CUTTING-EDGE RESEARCH SHOWS THAT MAKING ART BENEFITS THE BRAIN
MAKING ART BENEFITS THE BRAIN
During self-isolation due to coronavirus, many are turning to the arts. Perhaps they seek a creative outlet or opportunity for expression, but it’s also possible that their attraction may be driven by an innate desire to use their brains in ways that make them feel good.
As a professor and arts educator for over 20 years, I have witnessed the mental benefits of an arts-rich life — but don’t take my word for it. There is a powerful and compelling case, supported by cutting-edge research, that the arts have positive effects on mental health.
Mental health issues affect nearly half of the global population, at some point, by age 40. Add to that, recent challenges of the pandemic for maintaining mental wellness, managing fears, and uncertainty, and one thing is clear: it’s time to think differently when it comes to how we engage our minds.
The arts offer an evidence-based solution for promoting mental health. While practicing the arts is not the panacea for all mental health challenges, there’s enough evidence to support prioritizing arts in our own lives at home as well as in our education systems.
FOR MANAGING WELL-BEING — The relationship between the arts and mental health is well established in the field of art therapy, which applies arts-based techniques (like painting, dancing, and role play) as evidence-based interventions for mental health issues, such as anxiety and depression. There is also growing evidence that the arts can be used in non-therapy contexts for promoting mental health, such as using performing arts to learn about the core subject areas in schools or doing visual art with adults who are mentally well and want to sustain that sense of wellness.
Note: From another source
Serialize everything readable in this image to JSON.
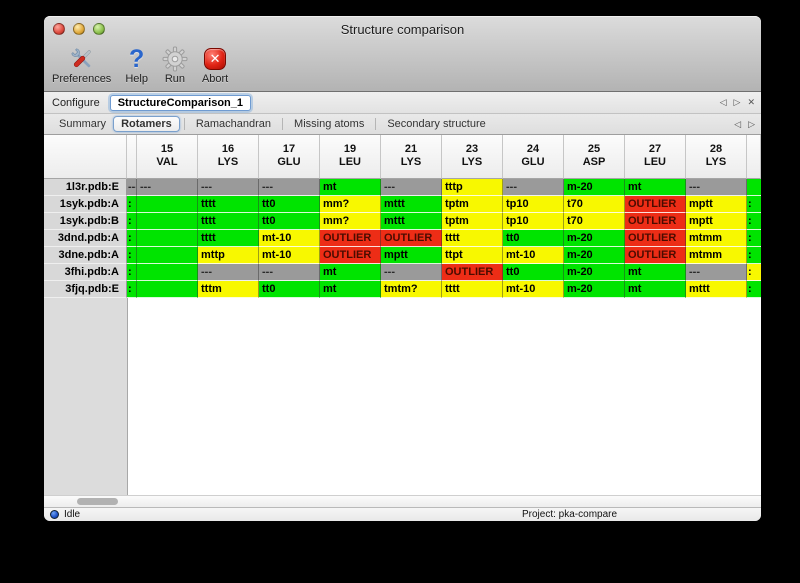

In other words, practicing the arts can be used to build capacity for managing one’s mental and emotional well-being.
NEUROESTHETICS — With recent advances in biological, cognitive, and neurological science, there are new forms of evidence on the arts and the brain. For example, researchers have used biofeedback to study the effects of visual art on neural circuits and neuroendocrine markers to find biological evidence that visual art promotes health, wellness, and fosters adaptive responses to stress.
In another study, cognitive neuroscientists found that creating art reduces cortisol levels (markers for stress), and that through art people can induce positive mental states. These studies are part of a new field of research, called neuroesthetics: the scientific study of the neurobiological basis of the arts.
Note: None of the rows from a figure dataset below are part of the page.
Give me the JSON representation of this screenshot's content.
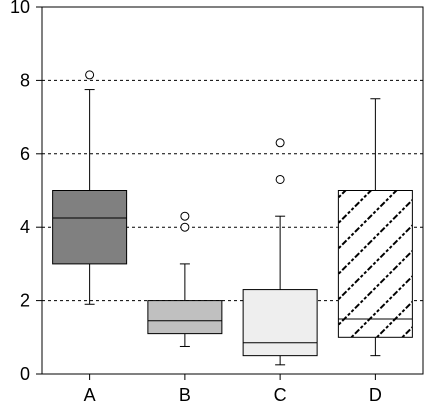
{
  "chart_data": {
    "type": "boxplot",
    "title": "",
    "xlabel": "",
    "ylabel": "",
    "ylim": [
      0,
      10
    ],
    "y_ticks": [
      0,
      2,
      4,
      6,
      8,
      10
    ],
    "grid": "horizontal dashed at 2, 4, 6, 8",
    "legend": "none",
    "categories": [
      "A",
      "B",
      "C",
      "D"
    ],
    "boxes": [
      {
        "category": "A",
        "whisker_low": 1.9,
        "q1": 3.0,
        "median": 4.25,
        "q3": 5.0,
        "whisker_high": 7.75,
        "outliers": [
          8.15
        ],
        "fill": "#808080",
        "pattern": "solid"
      },
      {
        "category": "B",
        "whisker_low": 0.75,
        "q1": 1.1,
        "median": 1.45,
        "q3": 2.0,
        "whisker_high": 3.0,
        "outliers": [
          4.0,
          4.3
        ],
        "fill": "#c0c0c0",
        "pattern": "solid"
      },
      {
        "category": "C",
        "whisker_low": 0.25,
        "q1": 0.5,
        "median": 0.85,
        "q3": 2.3,
        "whisker_high": 4.3,
        "outliers": [
          5.3,
          6.3
        ],
        "fill": "#eeeeee",
        "pattern": "solid"
      },
      {
        "category": "D",
        "whisker_low": 0.5,
        "q1": 1.0,
        "median": 1.5,
        "q3": 5.0,
        "whisker_high": 7.5,
        "outliers": [],
        "fill": "#ffffff",
        "pattern": "diagonal-hatch"
      }
    ]
  }
}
Neuroesthetics uses brain imaging, brain wave technology, and biofeedback to gather scientific evidence of how we respond to the arts. Through this, there is physical, scientific evidence that the arts engage the mind in novel ways, tap into our emotions in healthy ways, and make us feel good.
MINDFULNESS AND FLOW — The arts have also been found to be effective tools for mindfulness, a trending practice in schools that is effective for managing mental health.
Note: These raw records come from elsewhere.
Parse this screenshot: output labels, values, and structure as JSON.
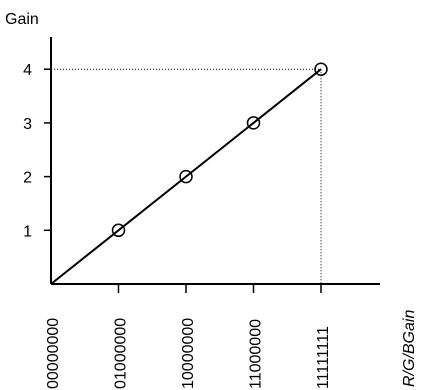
{
  "chart_data": {
    "type": "line",
    "ylabel": "Gain",
    "xlabel": "R/G/BGain",
    "x_ticks": [
      "00000000",
      "01000000",
      "10000000",
      "11000000",
      "11111111"
    ],
    "y_ticks": [
      "1",
      "2",
      "3",
      "4"
    ],
    "ylim": [
      0,
      4.6
    ],
    "series": [
      {
        "x": [
          "00000000",
          "01000000",
          "10000000",
          "11000000",
          "11111111"
        ],
        "values": [
          0,
          1,
          2,
          3,
          4
        ],
        "markers_at": [
          "01000000",
          "10000000",
          "11000000",
          "11111111"
        ]
      }
    ],
    "guides": {
      "horizontal_at_y": 4,
      "vertical_at_x": "11111111"
    },
    "grid": false,
    "legend": "none"
  }
}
Being mindful is being aware and conscious of your thoughts and state of mind without judgment. The cognitive-reflective aspects of the arts, in addition to their ability to shift cognitive focus, make them especially effective as tools for mindfulness. Specifically, engaging with visual art has been found to activate different parts of the brain other than those taxed by logical, linear thinking; and another study found that visual art activated distinct and specialized visual areas of the brain.
In short: the arts create conditions for mindfulness by accessing and engaging different parts of the brain through the conscious shifting of mental states. For those of us who practice regularly in the arts, we are aware of those states, able to shift in and out, and reap the physiological benefits through a neurological system that delights in and rewards cognitive challenges. Neuroesthetic findings suggest this is not an experience exclusive to artists: it is simply untapped by those who do not practice in the arts.